I would strongly argue against a fully elected Upper Chamber; who wants more career politicians? And it would potentially make the HoL on par with the HoC, often causing political gridlock and not a lot getting through, unless one party has a large majority in both houses in which case government scrutiny would be greatly reduced. I like the secondary, revising nature of the Lords but I'm stuck on how you'd change the make-up to purely deserving experts in their fields.  

Posted

The idea in principle that we have experts in various fields in the HoL to scrutinise legislation and apply their knowledge from their career has the potential to work well to allow the HoL to be a good revising chamber, imo.
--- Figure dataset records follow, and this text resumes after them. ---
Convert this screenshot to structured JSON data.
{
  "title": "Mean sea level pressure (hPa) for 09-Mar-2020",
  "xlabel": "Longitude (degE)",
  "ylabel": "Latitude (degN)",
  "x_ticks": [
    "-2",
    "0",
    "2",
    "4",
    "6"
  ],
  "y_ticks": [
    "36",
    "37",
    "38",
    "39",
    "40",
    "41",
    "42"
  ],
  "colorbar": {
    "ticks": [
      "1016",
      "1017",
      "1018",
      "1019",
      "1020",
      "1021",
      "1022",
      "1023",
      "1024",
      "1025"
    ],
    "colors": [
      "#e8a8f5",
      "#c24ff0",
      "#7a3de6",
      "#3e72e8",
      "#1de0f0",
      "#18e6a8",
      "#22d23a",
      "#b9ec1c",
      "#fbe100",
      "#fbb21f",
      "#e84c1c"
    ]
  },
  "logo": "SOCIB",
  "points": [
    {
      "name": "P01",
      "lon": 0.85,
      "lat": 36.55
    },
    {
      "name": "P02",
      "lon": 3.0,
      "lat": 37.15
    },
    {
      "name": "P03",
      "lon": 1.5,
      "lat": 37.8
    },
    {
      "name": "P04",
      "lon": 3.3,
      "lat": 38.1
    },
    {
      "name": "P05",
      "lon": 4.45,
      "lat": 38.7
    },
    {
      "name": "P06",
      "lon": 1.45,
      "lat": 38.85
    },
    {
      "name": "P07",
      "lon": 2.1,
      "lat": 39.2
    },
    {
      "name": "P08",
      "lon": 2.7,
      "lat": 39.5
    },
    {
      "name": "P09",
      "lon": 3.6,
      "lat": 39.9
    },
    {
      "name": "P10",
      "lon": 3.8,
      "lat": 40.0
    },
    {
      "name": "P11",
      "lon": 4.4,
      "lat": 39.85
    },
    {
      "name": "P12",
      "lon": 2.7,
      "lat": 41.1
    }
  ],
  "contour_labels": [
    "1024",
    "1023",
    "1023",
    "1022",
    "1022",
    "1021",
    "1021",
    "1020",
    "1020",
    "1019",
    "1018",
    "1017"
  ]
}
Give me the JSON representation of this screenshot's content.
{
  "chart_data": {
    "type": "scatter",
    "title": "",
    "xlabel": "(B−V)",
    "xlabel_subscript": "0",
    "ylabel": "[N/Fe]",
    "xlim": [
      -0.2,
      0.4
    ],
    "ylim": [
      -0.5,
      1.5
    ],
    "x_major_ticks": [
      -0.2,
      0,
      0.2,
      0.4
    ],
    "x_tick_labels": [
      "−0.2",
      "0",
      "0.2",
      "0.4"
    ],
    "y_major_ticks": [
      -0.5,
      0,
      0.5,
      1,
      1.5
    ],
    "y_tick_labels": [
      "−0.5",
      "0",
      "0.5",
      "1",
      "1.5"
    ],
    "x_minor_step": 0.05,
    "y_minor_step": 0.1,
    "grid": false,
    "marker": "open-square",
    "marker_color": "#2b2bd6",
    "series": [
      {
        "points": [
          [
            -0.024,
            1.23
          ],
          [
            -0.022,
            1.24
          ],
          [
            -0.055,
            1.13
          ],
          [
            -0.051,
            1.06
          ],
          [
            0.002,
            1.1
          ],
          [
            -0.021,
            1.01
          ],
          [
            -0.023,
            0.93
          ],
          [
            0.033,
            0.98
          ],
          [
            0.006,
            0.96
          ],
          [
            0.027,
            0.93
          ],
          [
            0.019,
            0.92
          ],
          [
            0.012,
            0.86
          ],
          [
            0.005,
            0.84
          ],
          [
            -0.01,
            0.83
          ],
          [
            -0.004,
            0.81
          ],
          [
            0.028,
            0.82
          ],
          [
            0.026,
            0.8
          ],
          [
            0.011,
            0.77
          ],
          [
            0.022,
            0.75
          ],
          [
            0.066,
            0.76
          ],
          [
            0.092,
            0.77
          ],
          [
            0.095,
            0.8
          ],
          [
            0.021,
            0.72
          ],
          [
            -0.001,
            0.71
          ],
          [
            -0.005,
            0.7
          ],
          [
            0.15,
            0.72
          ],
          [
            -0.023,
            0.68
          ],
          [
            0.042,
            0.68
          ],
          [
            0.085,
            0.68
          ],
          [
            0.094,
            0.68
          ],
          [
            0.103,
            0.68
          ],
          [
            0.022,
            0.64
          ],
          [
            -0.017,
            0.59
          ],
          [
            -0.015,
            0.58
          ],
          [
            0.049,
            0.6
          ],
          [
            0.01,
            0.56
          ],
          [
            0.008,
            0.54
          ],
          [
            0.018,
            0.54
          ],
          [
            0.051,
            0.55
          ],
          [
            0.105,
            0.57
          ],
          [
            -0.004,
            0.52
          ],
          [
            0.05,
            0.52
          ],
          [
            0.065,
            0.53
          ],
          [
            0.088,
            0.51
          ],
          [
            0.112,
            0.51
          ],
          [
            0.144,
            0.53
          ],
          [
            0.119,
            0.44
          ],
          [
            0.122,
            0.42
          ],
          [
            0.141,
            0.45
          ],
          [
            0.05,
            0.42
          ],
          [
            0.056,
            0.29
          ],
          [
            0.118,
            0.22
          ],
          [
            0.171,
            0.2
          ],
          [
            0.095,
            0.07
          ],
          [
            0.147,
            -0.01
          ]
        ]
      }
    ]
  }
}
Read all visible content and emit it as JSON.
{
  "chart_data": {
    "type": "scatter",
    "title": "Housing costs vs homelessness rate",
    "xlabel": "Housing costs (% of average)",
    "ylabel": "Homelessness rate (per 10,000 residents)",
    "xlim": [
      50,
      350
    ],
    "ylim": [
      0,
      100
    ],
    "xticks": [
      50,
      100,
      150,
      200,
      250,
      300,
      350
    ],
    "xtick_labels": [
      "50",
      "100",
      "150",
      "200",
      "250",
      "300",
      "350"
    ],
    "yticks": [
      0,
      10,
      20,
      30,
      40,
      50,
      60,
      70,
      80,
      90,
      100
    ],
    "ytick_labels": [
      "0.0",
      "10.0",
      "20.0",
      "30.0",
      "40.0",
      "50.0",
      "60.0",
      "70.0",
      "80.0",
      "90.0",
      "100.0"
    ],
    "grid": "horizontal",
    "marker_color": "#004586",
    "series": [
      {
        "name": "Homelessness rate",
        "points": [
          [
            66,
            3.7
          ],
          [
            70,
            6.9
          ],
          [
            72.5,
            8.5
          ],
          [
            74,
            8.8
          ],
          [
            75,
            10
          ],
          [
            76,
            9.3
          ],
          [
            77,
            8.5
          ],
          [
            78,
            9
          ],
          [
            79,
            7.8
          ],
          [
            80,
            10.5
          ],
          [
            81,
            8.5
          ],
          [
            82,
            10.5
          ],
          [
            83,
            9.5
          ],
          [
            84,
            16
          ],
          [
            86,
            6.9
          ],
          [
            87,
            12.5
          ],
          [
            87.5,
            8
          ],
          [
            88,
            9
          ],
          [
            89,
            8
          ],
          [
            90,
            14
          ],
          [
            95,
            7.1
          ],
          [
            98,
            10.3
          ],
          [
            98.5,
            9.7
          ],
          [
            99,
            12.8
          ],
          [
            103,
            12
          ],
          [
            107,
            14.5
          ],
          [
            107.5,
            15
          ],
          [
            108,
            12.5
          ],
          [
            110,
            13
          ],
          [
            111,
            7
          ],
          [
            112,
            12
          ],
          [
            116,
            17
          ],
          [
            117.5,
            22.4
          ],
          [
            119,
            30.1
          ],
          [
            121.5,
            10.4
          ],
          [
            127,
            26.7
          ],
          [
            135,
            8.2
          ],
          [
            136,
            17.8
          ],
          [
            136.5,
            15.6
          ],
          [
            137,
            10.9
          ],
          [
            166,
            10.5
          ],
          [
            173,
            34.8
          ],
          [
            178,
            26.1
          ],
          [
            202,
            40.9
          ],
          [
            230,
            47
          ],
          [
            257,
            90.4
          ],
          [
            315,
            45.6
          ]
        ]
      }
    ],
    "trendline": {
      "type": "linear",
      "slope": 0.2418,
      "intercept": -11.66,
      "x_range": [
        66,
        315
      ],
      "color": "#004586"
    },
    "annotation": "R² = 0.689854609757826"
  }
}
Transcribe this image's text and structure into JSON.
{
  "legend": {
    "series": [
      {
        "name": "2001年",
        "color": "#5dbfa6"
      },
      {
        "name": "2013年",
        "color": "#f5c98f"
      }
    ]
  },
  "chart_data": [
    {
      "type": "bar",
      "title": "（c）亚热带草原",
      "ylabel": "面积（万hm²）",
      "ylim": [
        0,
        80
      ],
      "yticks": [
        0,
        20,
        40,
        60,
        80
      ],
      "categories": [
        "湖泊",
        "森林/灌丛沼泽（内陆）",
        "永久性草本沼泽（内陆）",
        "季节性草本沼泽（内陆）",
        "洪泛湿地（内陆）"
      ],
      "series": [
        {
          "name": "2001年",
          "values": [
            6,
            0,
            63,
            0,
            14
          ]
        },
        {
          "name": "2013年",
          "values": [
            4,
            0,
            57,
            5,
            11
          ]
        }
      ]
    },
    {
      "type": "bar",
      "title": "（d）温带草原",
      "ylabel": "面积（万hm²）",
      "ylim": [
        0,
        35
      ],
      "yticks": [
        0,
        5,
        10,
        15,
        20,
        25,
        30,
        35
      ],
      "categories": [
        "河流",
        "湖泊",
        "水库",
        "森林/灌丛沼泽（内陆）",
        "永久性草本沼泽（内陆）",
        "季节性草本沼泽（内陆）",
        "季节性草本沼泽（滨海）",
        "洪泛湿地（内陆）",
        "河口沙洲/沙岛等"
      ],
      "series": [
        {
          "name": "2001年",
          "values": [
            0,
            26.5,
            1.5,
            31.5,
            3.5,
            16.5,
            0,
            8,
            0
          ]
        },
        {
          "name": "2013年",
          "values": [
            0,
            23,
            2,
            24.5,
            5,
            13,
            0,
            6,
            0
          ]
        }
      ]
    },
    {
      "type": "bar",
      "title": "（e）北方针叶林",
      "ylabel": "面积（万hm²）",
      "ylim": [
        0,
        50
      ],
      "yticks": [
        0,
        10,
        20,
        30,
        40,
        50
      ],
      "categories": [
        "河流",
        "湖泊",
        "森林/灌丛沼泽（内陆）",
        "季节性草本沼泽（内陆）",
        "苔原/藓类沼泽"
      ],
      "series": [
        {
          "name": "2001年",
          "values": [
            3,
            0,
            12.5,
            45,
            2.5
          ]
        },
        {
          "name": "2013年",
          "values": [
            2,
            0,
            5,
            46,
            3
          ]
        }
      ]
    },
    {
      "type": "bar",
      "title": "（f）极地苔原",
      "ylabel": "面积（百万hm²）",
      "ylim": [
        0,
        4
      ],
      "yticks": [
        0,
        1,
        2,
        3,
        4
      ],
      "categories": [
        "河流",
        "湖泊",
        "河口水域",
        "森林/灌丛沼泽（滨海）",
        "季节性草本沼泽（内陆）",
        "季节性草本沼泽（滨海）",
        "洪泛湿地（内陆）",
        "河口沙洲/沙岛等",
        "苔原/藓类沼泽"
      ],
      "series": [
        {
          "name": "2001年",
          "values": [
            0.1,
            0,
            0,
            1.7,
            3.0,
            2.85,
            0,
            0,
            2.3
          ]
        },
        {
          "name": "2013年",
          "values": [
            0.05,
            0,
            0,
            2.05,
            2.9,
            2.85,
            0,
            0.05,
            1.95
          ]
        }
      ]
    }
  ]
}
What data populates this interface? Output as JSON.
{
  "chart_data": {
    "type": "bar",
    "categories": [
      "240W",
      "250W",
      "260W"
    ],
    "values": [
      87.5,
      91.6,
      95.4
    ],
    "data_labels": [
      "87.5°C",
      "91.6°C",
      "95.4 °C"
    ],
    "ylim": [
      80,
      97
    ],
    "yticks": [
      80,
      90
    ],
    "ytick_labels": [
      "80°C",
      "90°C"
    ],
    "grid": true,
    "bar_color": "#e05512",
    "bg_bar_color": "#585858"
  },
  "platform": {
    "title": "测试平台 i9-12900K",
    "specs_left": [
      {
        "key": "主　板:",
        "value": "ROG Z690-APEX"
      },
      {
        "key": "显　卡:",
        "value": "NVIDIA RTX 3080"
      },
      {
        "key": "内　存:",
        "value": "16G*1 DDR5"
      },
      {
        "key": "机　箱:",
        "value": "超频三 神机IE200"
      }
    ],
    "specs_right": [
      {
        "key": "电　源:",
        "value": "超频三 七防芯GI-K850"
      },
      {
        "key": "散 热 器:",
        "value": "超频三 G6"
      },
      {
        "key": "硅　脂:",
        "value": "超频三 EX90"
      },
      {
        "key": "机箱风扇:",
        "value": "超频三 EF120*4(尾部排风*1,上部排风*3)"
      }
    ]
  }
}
However, the influence of the bishops, which is rather out of date in today's society, along with party donors and cronies of the leaders being appointed makes it less democratic and more in need of reform.

 

I would strongly argue against a fully elected Upper Chamber; who wants more career politicians? And it would potentially make the HoL on par with the HoC, often causing political gridlock and not a lot getting through, unless one party has a large majority in both houses in which case government scrutiny would be greatly reduced. I like the secondary, revising nature of the Lords but I'm stuck on how you'd change the make-up to purely deserving experts in their fields.  

 

Would they be elected, either by the public or from within their industry, or appointed by elected officials, or would it come with certain roles, if you become the chief of the police then one of your responsibilities is to represent the police force in the HoL and you have rights to vote on policing issues or does that represent too much vested interest and it should be academics/neutrals?

 

It is very difficult to think up a fair way of creating an upper chamber filled with experts, the easiest thing is just to hide behind democracy and absolve yourself of responsibility letting the public vote.